No processo, a funcionária alegou que a empresa utilizava um ranking de produtividade para definir quem teria preferência na escala de trabalho e no atendimento a clientes. Segundo a argumentação da trabalhadora, essa prática criava um ambiente de pressão psicológica e exposição indevida perante os colegas, o que caracterizaria abalo moral passível de reparação financeira.
Ao analisar o recurso da empresa, o relator do caso destacou que o poder diretivo do empregador permite a fixação de metas e a diferenciação de empregados com base na eficiência técnica.
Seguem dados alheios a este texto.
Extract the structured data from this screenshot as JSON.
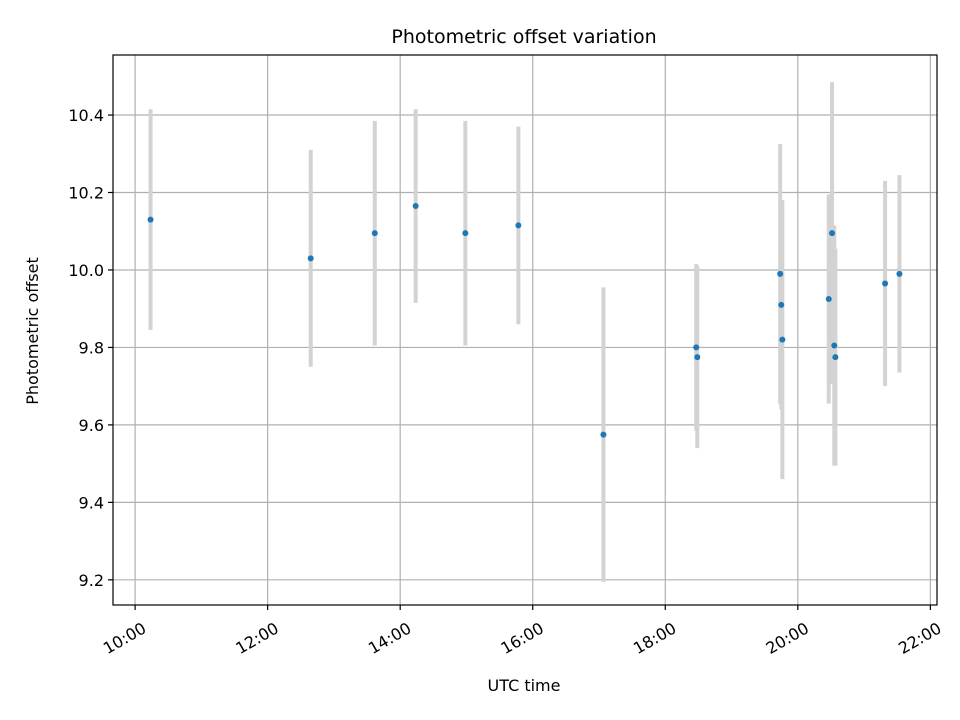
{
  "chart_data": {
    "type": "scatter",
    "title": "Photometric offset variation",
    "xlabel": "UTC time",
    "ylabel": "Photometric offset",
    "xlim": [
      "09:40",
      "22:06"
    ],
    "ylim": [
      9.135,
      10.555
    ],
    "x_ticks": [
      "10:00",
      "12:00",
      "14:00",
      "16:00",
      "18:00",
      "20:00",
      "22:00"
    ],
    "y_ticks": [
      "9.2",
      "9.4",
      "9.6",
      "9.8",
      "10.0",
      "10.2",
      "10.4"
    ],
    "grid": true,
    "marker_color": "#1f77b4",
    "errorbar_color": "#d3d3d3",
    "points": [
      {
        "time": "10:14",
        "y": 10.13,
        "err": 0.285
      },
      {
        "time": "12:39",
        "y": 10.03,
        "err": 0.28
      },
      {
        "time": "13:37",
        "y": 10.095,
        "err": 0.29
      },
      {
        "time": "14:14",
        "y": 10.165,
        "err": 0.25
      },
      {
        "time": "14:59",
        "y": 10.095,
        "err": 0.29
      },
      {
        "time": "15:47",
        "y": 10.115,
        "err": 0.255
      },
      {
        "time": "17:04",
        "y": 9.575,
        "err": 0.38
      },
      {
        "time": "18:28",
        "y": 9.8,
        "err": 0.215
      },
      {
        "time": "18:29",
        "y": 9.775,
        "err": 0.235
      },
      {
        "time": "19:44",
        "y": 9.99,
        "err": 0.335
      },
      {
        "time": "19:45",
        "y": 9.91,
        "err": 0.27
      },
      {
        "time": "19:46",
        "y": 9.82,
        "err": 0.36
      },
      {
        "time": "20:28",
        "y": 9.925,
        "err": 0.27
      },
      {
        "time": "20:31",
        "y": 10.095,
        "err": 0.39
      },
      {
        "time": "20:33",
        "y": 9.805,
        "err": 0.31
      },
      {
        "time": "20:34",
        "y": 9.775,
        "err": 0.28
      },
      {
        "time": "21:19",
        "y": 9.965,
        "err": 0.265
      },
      {
        "time": "21:32",
        "y": 9.99,
        "err": 0.255
      }
    ]
  }
}
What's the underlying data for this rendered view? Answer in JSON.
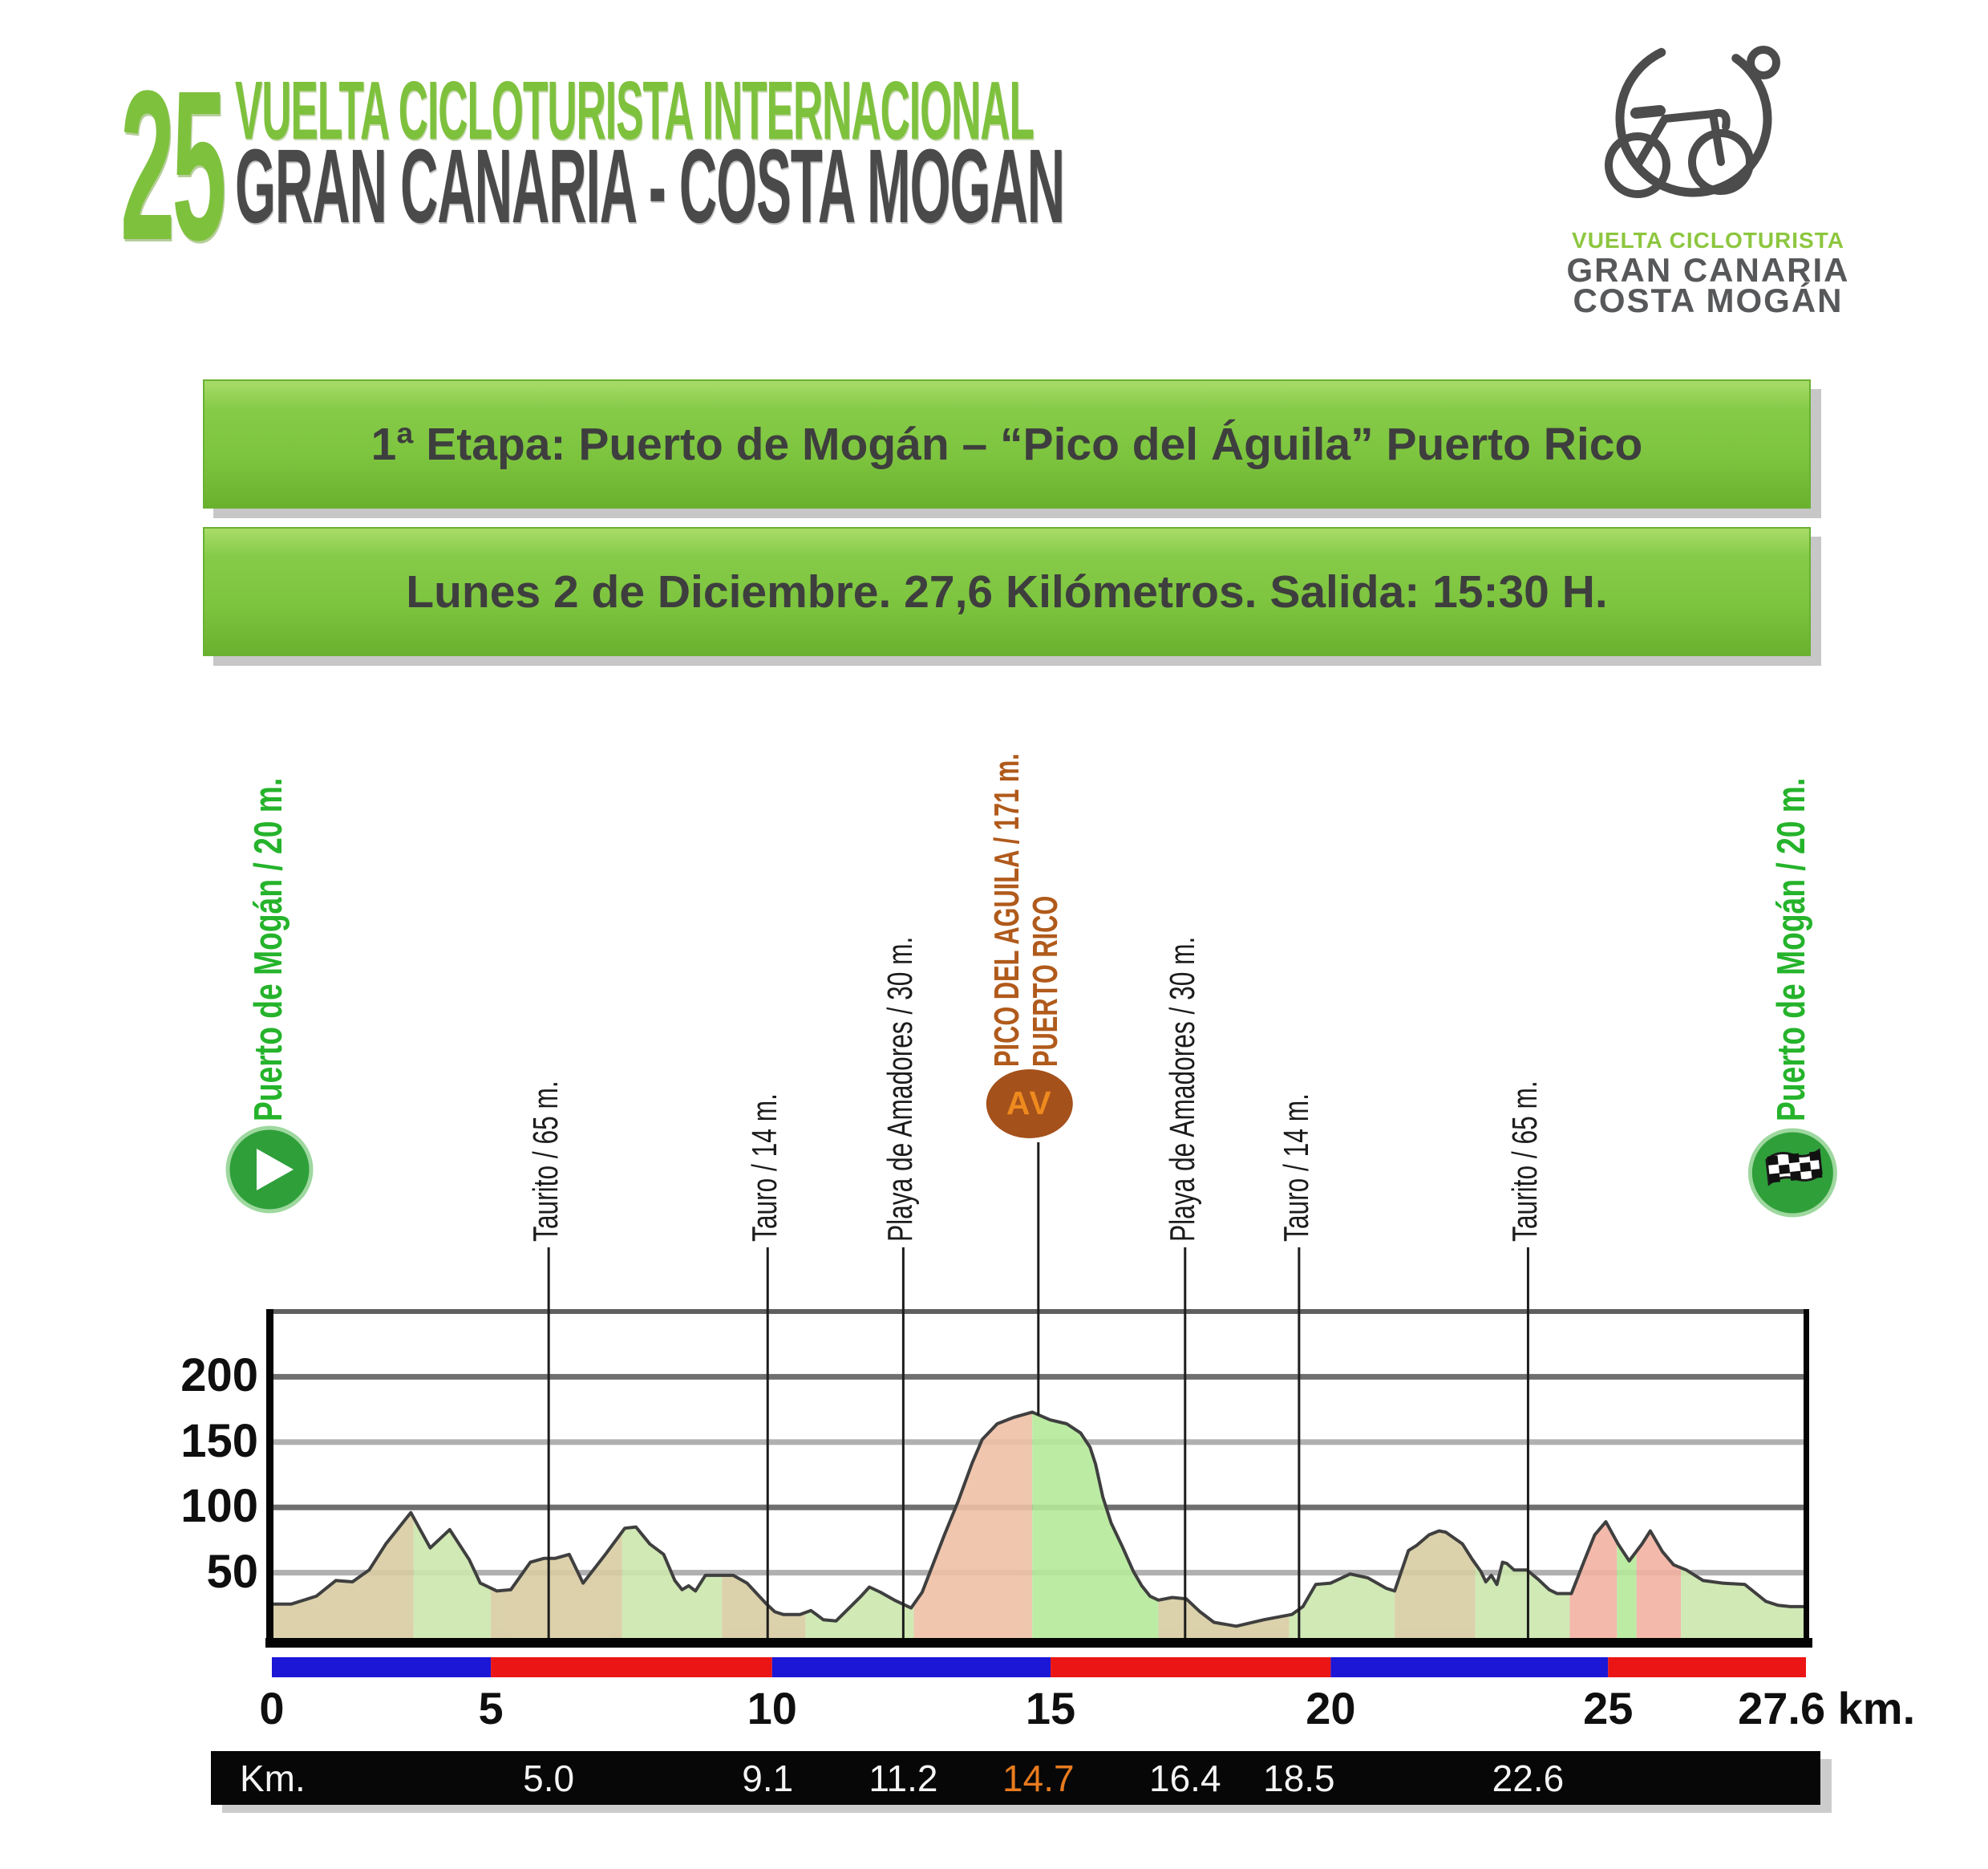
{
  "header": {
    "edition": "25",
    "title_line1": "VUELTA CICLOTURISTA INTERNACIONAL",
    "title_line2": "GRAN CANARIA - COSTA MOGAN",
    "accent_green": "#7ec13d",
    "accent_gray": "#4a4a4b",
    "logo": {
      "brand_line1": "VUELTA CICLOTURISTA",
      "brand_line2": "GRAN CANARIA",
      "brand_line3": "COSTA MOGÁN",
      "bike_icon": "bicycle-line-art"
    }
  },
  "banners": [
    {
      "text": "1ª Etapa: Puerto de Mogán – “Pico del Águila” Puerto Rico"
    },
    {
      "text": "Lunes 2 de Diciembre. 27,6 Kilómetros. Salida: 15:30 H."
    }
  ],
  "chart_data": {
    "type": "area",
    "title": "Elevation profile 1ª Etapa",
    "x_unit": "km",
    "y_unit": "m",
    "xlim": [
      0,
      27.6
    ],
    "ylim": [
      0,
      250
    ],
    "grid": "horizontal",
    "outline_color": "#3f3f3f",
    "grid_dark": "#6f6f6f",
    "grid_light": "#b0b0b0",
    "start_finish_green": "#2f9f3a",
    "av_ellipse_color": "#a4511c",
    "y_ticks": [
      {
        "label": "200",
        "m": 200,
        "shade": "dark"
      },
      {
        "label": "150",
        "m": 150,
        "shade": "light"
      },
      {
        "label": "100",
        "m": 100,
        "shade": "dark"
      },
      {
        "label": "50",
        "m": 50,
        "shade": "light"
      }
    ],
    "x_ticks": [
      {
        "label": "0",
        "km": 0
      },
      {
        "label": "5",
        "km": 3.94
      },
      {
        "label": "10",
        "km": 9.0
      },
      {
        "label": "15",
        "km": 14.01
      },
      {
        "label": "20",
        "km": 19.05
      },
      {
        "label": "25",
        "km": 24.04
      },
      {
        "label": "27.6 km.",
        "km": 27.97
      }
    ],
    "markers": [
      {
        "id": "start",
        "km": 0,
        "label": "Puerto de Mogán / 20 m.",
        "style": "green",
        "icon": "start-play-icon",
        "line": false
      },
      {
        "id": "taurito-1",
        "km": 4.98,
        "label": "Taurito  / 65 m.",
        "style": "black",
        "line": true
      },
      {
        "id": "tauro-1",
        "km": 8.92,
        "label": "Tauro / 14 m.",
        "style": "black",
        "line": true
      },
      {
        "id": "amadores-1",
        "km": 11.36,
        "label": "Playa de Amadores / 30 m.",
        "style": "black",
        "line": true
      },
      {
        "id": "pico",
        "km": 13.79,
        "label": "PICO DEL AGUILA / 171 m.",
        "label2": "PUERTO RICO",
        "style": "brown",
        "badge": "AV",
        "line": "summit"
      },
      {
        "id": "amadores-2",
        "km": 16.43,
        "label": "Playa de Amadores / 30 m.",
        "style": "black",
        "line": true
      },
      {
        "id": "tauro-2",
        "km": 18.48,
        "label": "Tauro / 14 m.",
        "style": "black",
        "line": true
      },
      {
        "id": "taurito-2",
        "km": 22.6,
        "label": "Taurito  / 65 m.",
        "style": "black",
        "line": true
      },
      {
        "id": "finish",
        "km": 27.36,
        "label": "Puerto de Mogán / 20 m.",
        "style": "green",
        "icon": "finish-flag-icon",
        "line": false
      }
    ],
    "surface_bar": {
      "blue": "#1c16d6",
      "red": "#ec1515",
      "segments": [
        {
          "from": 0,
          "to": 3.94,
          "color": "blue"
        },
        {
          "from": 3.94,
          "to": 9.0,
          "color": "red"
        },
        {
          "from": 9.0,
          "to": 14.01,
          "color": "blue"
        },
        {
          "from": 14.01,
          "to": 19.05,
          "color": "red"
        },
        {
          "from": 19.05,
          "to": 24.04,
          "color": "blue"
        },
        {
          "from": 24.04,
          "to": 27.6,
          "color": "red"
        }
      ]
    },
    "band_colors": {
      "tan": "#d8cca2",
      "green": "#cbe7ad",
      "bright_green": "#b5ea9b",
      "pink": "#eec0a6",
      "rose": "#f2b2a2"
    },
    "bands": [
      {
        "from": 0,
        "to": 2.55,
        "color": "tan"
      },
      {
        "from": 2.55,
        "to": 3.94,
        "color": "green"
      },
      {
        "from": 3.94,
        "to": 6.3,
        "color": "tan"
      },
      {
        "from": 6.3,
        "to": 8.1,
        "color": "green"
      },
      {
        "from": 8.1,
        "to": 9.6,
        "color": "tan"
      },
      {
        "from": 9.6,
        "to": 11.55,
        "color": "green"
      },
      {
        "from": 11.55,
        "to": 13.68,
        "color": "pink"
      },
      {
        "from": 13.68,
        "to": 15.95,
        "color": "bright_green"
      },
      {
        "from": 15.95,
        "to": 18.3,
        "color": "tan"
      },
      {
        "from": 18.3,
        "to": 20.2,
        "color": "green"
      },
      {
        "from": 20.2,
        "to": 21.65,
        "color": "tan"
      },
      {
        "from": 21.65,
        "to": 23.35,
        "color": "green"
      },
      {
        "from": 23.35,
        "to": 24.2,
        "color": "rose"
      },
      {
        "from": 24.2,
        "to": 24.55,
        "color": "bright_green"
      },
      {
        "from": 24.55,
        "to": 25.35,
        "color": "rose"
      },
      {
        "from": 25.35,
        "to": 27.6,
        "color": "green"
      }
    ],
    "profile": [
      [
        0,
        26
      ],
      [
        0.35,
        26
      ],
      [
        0.8,
        32
      ],
      [
        1.15,
        44
      ],
      [
        1.45,
        43
      ],
      [
        1.75,
        52
      ],
      [
        2.05,
        72
      ],
      [
        2.5,
        96
      ],
      [
        2.85,
        69
      ],
      [
        3.2,
        83
      ],
      [
        3.55,
        60
      ],
      [
        3.75,
        42
      ],
      [
        4.05,
        36
      ],
      [
        4.3,
        37
      ],
      [
        4.65,
        58
      ],
      [
        4.9,
        61
      ],
      [
        5.1,
        61
      ],
      [
        5.35,
        64
      ],
      [
        5.6,
        42
      ],
      [
        6.0,
        64
      ],
      [
        6.35,
        84
      ],
      [
        6.55,
        85
      ],
      [
        6.8,
        72
      ],
      [
        7.05,
        64
      ],
      [
        7.25,
        44
      ],
      [
        7.38,
        37
      ],
      [
        7.5,
        40
      ],
      [
        7.62,
        36
      ],
      [
        7.8,
        48
      ],
      [
        8.3,
        48
      ],
      [
        8.55,
        42
      ],
      [
        8.9,
        26
      ],
      [
        9.05,
        20
      ],
      [
        9.2,
        18
      ],
      [
        9.5,
        18
      ],
      [
        9.7,
        21
      ],
      [
        9.92,
        14
      ],
      [
        10.15,
        13
      ],
      [
        10.6,
        32
      ],
      [
        10.75,
        39
      ],
      [
        10.95,
        35
      ],
      [
        11.2,
        29
      ],
      [
        11.5,
        23
      ],
      [
        11.7,
        35
      ],
      [
        12.1,
        79
      ],
      [
        12.35,
        105
      ],
      [
        12.6,
        134
      ],
      [
        12.78,
        152
      ],
      [
        13.05,
        164
      ],
      [
        13.35,
        169
      ],
      [
        13.68,
        173
      ],
      [
        14.0,
        167
      ],
      [
        14.3,
        164
      ],
      [
        14.55,
        157
      ],
      [
        14.72,
        146
      ],
      [
        14.82,
        133
      ],
      [
        14.95,
        108
      ],
      [
        15.1,
        88
      ],
      [
        15.3,
        70
      ],
      [
        15.5,
        51
      ],
      [
        15.65,
        40
      ],
      [
        15.8,
        32
      ],
      [
        15.95,
        29
      ],
      [
        16.2,
        31
      ],
      [
        16.45,
        30
      ],
      [
        16.7,
        20
      ],
      [
        16.95,
        12
      ],
      [
        17.35,
        9
      ],
      [
        17.85,
        14
      ],
      [
        18.35,
        18
      ],
      [
        18.55,
        24
      ],
      [
        18.78,
        41
      ],
      [
        19.05,
        42
      ],
      [
        19.4,
        49
      ],
      [
        19.72,
        46
      ],
      [
        20.05,
        38
      ],
      [
        20.2,
        36
      ],
      [
        20.45,
        67
      ],
      [
        20.6,
        71
      ],
      [
        20.82,
        79
      ],
      [
        21.0,
        82
      ],
      [
        21.12,
        81
      ],
      [
        21.42,
        72
      ],
      [
        21.6,
        60
      ],
      [
        21.75,
        51
      ],
      [
        21.84,
        43
      ],
      [
        21.94,
        48
      ],
      [
        22.04,
        41
      ],
      [
        22.14,
        58
      ],
      [
        22.22,
        57
      ],
      [
        22.35,
        52
      ],
      [
        22.58,
        52
      ],
      [
        22.78,
        45
      ],
      [
        22.98,
        37
      ],
      [
        23.12,
        34
      ],
      [
        23.38,
        34
      ],
      [
        23.62,
        60
      ],
      [
        23.8,
        79
      ],
      [
        24.0,
        89
      ],
      [
        24.22,
        72
      ],
      [
        24.42,
        59
      ],
      [
        24.65,
        72
      ],
      [
        24.8,
        82
      ],
      [
        25.02,
        66
      ],
      [
        25.22,
        56
      ],
      [
        25.45,
        52
      ],
      [
        25.75,
        44
      ],
      [
        26.1,
        42
      ],
      [
        26.5,
        41
      ],
      [
        26.88,
        28
      ],
      [
        27.1,
        25
      ],
      [
        27.32,
        24
      ],
      [
        27.6,
        24
      ]
    ]
  },
  "km_table": {
    "label": "Km.",
    "highlight_color": "#e87b1e",
    "values": [
      {
        "text": "5.0",
        "km": 4.98,
        "highlight": false
      },
      {
        "text": "9.1",
        "km": 8.92,
        "highlight": false
      },
      {
        "text": "11.2",
        "km": 11.36,
        "highlight": false
      },
      {
        "text": "14.7",
        "km": 13.79,
        "highlight": true
      },
      {
        "text": "16.4",
        "km": 16.43,
        "highlight": false
      },
      {
        "text": "18.5",
        "km": 18.48,
        "highlight": false
      },
      {
        "text": "22.6",
        "km": 22.6,
        "highlight": false
      }
    ]
  }
}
Para o colegiado, a existência de um ranking interno é uma ferramenta de gestão comum e legítima, desde que não seja acompanhada de punições humilhantes, xingamentos ou exposição pública da honra do trabalhador.
A decisão reforça o entendimento de que o dano moral no ambiente de trabalho exige a prova de um tratamento degradante que extrapole a normalidade das relações profissionais. No caso em questão, os magistrados entenderam que a vendedora não foi submetida a situações vexatórias, mas sim a uma dinâmica de competitividade inerente ao setor comercial, sem que houvesse violação aos seus direitos de personalidade.